The nucleotide oligomerization domain (NOD)-like receptor (NLR) pyrin domain-containing protein 1 (NLRP1) inflammasome has been shown to contribute to brain injury after ischemic stroke. Our previous study showed that microRNA-9a-5p (miR-9a-5p) ameliorates ischemic injury by regulating neuronal autophagy in rats subjected to middle cerebral artery occlusion (MCAO) surgery. The aims of this study were to investigate whether miR-9a-5p can influence the NLRP1 inflammasome following ischemic stroke and to clarify the mechanism involved. We found that MCAO in rats increased the level of NLRP1 inflammasome proteins, including NLRP1 receptor, ASC and precursor caspase-1, which induced higher levels of cleaved caspase-1, mature interleukin-1β (IL-1β) and interleukin-18 (IL-18). Similarly, the levels of the NLRP1 inflammasome proteins, cleaved caspase-1, mature IL-1β and IL-18 were elevated in SY-5Y cells exposed to oxygen-glucose deprivation (OGD). Further investigation showed that NLRP1 was a target of miR-9a-5p and was downregulated by miR-9a-5p overexpression and upregulated by miR-9a-5p inhibition. Moreover, overexpression of miR-9a-5p not only decreased the levels of NLRP1, ASC and precursor caspase-1 but also reduced the levels of IL-1β and IL-18 in MCAO rats and OGD cells. Therefore, we conclude that miR-9a-5p is involved in NLRP1 inflammasome-mediated ischemic injury, which further suggests that the overexpression of miR-9 may be an effective way to ameliorate brain injury following ischemic stroke.

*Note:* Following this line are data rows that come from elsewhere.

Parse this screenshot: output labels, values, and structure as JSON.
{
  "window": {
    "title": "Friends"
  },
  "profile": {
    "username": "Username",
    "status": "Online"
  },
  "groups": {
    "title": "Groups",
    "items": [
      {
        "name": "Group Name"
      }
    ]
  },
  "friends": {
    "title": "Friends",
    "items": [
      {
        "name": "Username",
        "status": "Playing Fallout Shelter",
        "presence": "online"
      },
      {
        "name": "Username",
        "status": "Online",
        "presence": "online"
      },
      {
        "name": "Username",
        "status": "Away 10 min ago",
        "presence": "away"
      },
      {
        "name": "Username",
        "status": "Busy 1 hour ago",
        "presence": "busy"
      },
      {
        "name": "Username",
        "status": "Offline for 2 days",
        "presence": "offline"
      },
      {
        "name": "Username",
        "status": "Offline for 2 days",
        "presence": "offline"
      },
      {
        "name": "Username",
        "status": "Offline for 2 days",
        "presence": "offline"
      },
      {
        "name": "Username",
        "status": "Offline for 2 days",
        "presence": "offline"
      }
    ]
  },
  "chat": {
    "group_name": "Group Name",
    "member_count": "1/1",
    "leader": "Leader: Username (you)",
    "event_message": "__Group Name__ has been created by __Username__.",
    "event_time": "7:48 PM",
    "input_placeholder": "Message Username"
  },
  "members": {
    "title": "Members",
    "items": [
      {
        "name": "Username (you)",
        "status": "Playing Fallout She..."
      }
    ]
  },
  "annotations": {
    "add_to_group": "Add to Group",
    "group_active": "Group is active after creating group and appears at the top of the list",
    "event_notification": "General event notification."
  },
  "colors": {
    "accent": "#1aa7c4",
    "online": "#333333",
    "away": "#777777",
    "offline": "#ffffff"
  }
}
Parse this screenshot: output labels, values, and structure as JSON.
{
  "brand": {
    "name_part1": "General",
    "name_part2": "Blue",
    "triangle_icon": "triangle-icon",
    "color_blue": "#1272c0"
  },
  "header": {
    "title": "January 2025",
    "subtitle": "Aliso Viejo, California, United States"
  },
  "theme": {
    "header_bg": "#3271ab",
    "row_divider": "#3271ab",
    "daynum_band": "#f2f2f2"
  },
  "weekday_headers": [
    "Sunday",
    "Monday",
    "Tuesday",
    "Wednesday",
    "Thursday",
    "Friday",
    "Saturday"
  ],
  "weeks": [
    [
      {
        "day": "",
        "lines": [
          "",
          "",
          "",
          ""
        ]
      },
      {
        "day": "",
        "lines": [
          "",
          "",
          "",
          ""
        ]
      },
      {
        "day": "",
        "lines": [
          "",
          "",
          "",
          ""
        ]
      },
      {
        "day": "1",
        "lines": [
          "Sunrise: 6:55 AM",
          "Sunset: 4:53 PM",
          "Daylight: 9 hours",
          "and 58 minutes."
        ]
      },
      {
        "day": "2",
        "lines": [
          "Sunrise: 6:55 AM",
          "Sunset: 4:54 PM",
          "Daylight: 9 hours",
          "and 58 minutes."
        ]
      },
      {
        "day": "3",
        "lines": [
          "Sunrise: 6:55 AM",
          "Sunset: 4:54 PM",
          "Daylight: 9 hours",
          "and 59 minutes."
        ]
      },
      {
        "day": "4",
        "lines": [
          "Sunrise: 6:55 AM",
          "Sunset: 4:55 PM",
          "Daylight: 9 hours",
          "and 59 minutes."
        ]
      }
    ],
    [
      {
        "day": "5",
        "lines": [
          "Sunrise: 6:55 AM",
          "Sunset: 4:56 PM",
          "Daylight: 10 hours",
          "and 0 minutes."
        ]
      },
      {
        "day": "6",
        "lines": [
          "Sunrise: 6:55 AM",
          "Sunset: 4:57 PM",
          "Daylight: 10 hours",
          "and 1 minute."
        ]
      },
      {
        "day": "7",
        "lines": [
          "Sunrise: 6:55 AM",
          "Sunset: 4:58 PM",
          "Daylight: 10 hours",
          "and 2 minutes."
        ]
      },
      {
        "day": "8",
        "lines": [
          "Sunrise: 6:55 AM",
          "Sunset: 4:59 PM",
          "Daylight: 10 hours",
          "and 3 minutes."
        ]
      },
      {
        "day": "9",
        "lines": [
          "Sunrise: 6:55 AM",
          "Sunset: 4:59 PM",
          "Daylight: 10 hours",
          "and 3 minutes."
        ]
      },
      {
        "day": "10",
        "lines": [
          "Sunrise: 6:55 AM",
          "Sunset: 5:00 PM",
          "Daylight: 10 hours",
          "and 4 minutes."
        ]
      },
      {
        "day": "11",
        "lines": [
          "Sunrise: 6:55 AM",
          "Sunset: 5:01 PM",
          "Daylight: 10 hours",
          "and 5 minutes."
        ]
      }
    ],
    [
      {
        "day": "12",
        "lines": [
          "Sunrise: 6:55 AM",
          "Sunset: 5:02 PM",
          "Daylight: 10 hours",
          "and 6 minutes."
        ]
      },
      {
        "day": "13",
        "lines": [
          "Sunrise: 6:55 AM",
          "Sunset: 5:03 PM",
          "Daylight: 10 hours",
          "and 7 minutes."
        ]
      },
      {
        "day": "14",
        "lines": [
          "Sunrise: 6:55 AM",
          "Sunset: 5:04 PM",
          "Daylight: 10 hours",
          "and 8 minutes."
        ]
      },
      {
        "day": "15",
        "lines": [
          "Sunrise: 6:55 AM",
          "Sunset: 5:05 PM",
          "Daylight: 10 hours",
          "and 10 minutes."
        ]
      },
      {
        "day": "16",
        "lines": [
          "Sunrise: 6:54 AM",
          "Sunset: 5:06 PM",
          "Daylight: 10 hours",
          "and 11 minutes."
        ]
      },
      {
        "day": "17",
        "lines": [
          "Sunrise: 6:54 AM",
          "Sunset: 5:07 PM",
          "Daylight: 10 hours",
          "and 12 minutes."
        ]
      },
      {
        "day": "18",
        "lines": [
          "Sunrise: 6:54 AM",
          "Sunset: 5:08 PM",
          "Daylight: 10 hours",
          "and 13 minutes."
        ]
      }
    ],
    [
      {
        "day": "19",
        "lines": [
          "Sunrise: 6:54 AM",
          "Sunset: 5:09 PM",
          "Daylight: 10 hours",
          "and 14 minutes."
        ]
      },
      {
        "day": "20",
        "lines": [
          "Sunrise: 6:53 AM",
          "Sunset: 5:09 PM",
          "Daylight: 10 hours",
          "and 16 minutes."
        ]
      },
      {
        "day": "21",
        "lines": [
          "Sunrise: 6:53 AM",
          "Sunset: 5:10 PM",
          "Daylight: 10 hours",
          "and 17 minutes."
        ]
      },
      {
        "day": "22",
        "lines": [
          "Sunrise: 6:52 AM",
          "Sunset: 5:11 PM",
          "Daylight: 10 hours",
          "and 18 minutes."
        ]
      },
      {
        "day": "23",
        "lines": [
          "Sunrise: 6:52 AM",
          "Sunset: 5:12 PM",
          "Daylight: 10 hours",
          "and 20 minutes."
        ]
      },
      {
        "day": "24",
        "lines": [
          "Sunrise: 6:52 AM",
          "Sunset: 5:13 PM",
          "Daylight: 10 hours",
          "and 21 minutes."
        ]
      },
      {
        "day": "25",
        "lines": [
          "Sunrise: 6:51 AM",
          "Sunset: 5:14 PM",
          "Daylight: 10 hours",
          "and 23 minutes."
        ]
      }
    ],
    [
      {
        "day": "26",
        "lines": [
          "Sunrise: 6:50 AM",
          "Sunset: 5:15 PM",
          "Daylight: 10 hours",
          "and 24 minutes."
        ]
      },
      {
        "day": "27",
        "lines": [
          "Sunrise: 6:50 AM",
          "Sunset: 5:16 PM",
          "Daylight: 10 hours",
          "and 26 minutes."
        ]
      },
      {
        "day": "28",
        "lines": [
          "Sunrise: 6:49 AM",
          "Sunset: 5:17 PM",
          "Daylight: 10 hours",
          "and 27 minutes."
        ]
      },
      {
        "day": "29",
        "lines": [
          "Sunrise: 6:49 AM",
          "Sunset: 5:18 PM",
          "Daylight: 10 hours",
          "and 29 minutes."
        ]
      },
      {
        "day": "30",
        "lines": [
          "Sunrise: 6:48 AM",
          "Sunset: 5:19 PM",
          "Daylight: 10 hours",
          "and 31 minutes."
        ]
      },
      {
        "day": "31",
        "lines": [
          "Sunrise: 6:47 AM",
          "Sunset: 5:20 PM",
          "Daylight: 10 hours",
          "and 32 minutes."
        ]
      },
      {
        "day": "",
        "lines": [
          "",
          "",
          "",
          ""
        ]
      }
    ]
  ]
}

核苷酸寡聚化结构域 (NOD) 样受体 (NLR) 含吡啶结构域蛋白 1 (NLRP1) 炎性体已被证明有助于缺血性中风后的脑损伤。我们之前的研究表明，microRNA-9a-5p (miR-9a-5p) 通过调节大脑中动脉闭塞 (MCAO) 手术大鼠的神经元自噬来改善缺血性损伤。本研究的目的是调查 miR-9a-5p 是否可以影响缺血性卒中后的 NLRP1 炎性体，并阐明所涉及的机制。我们发现大鼠中的 MCAO 增加了 NLRP1 炎症小体蛋白的水平，包括 NLRP1 受体、ASC 和前体 caspase-1，从而诱导更高水平的裂解 caspase-1、成熟白细胞介素 1β (IL-1β) 和白细胞介素 18 (IL -18）。同样，NLRP1 炎性体蛋白的水平，裂解的 caspase-1，暴露于氧-葡萄糖剥夺 (OGD) 的 SY-5Y 细胞中成熟的 IL-1β 和 IL-18 升高。进一步的研究表明，NLRP1 是 miR-9a-5p 的靶标，并被 miR-9a-5p 过表达下调，并被 miR-9a-5p 抑制上调。此外，miR-9a-5p的过表达不仅降低了MCAO大鼠和OGD细胞中NLRP1、ASC和前体caspase-1的水平，而且降低了IL-1β和IL-18的水平。因此，我们得出结论，miR-9a-5p 参与了 NLRP1 炎性体介导的缺血性损伤，这进一步表明 miR-9 的过表达可能是改善缺血性卒中后脑损伤的有效方法。进一步的研究表明，NLRP1 是 miR-9a-5p 的靶标，并被 miR-9a-5p 过表达下调，并被 miR-9a-5p 抑制上调。此外，miR-9a-5p的过表达不仅降低了MCAO大鼠和OGD细胞中NLRP1、ASC和前体caspase-1的水平，而且降低了IL-1β和IL-18的水平。因此，我们得出结论，miR-9a-5p 参与了 NLRP1 炎性体介导的缺血性损伤，这进一步表明 miR-9 的过表达可能是改善缺血性卒中后脑损伤的有效方法。进一步的研究表明，NLRP1 是 miR-9a-5p 的靶标，并被 miR-9a-5p 过表达下调，并被 miR-9a-5p 抑制上调。此外，miR-9a-5p的过表达不仅降低了MCAO大鼠和OGD细胞中NLRP1、ASC和前体caspase-1的水平，而且降低了IL-1β和IL-18的水平。因此，我们得出结论，miR-9a-5p 参与了 NLRP1 炎性体介导的缺血性损伤，这进一步表明 miR-9 的过表达可能是改善缺血性卒中后脑损伤的有效方法。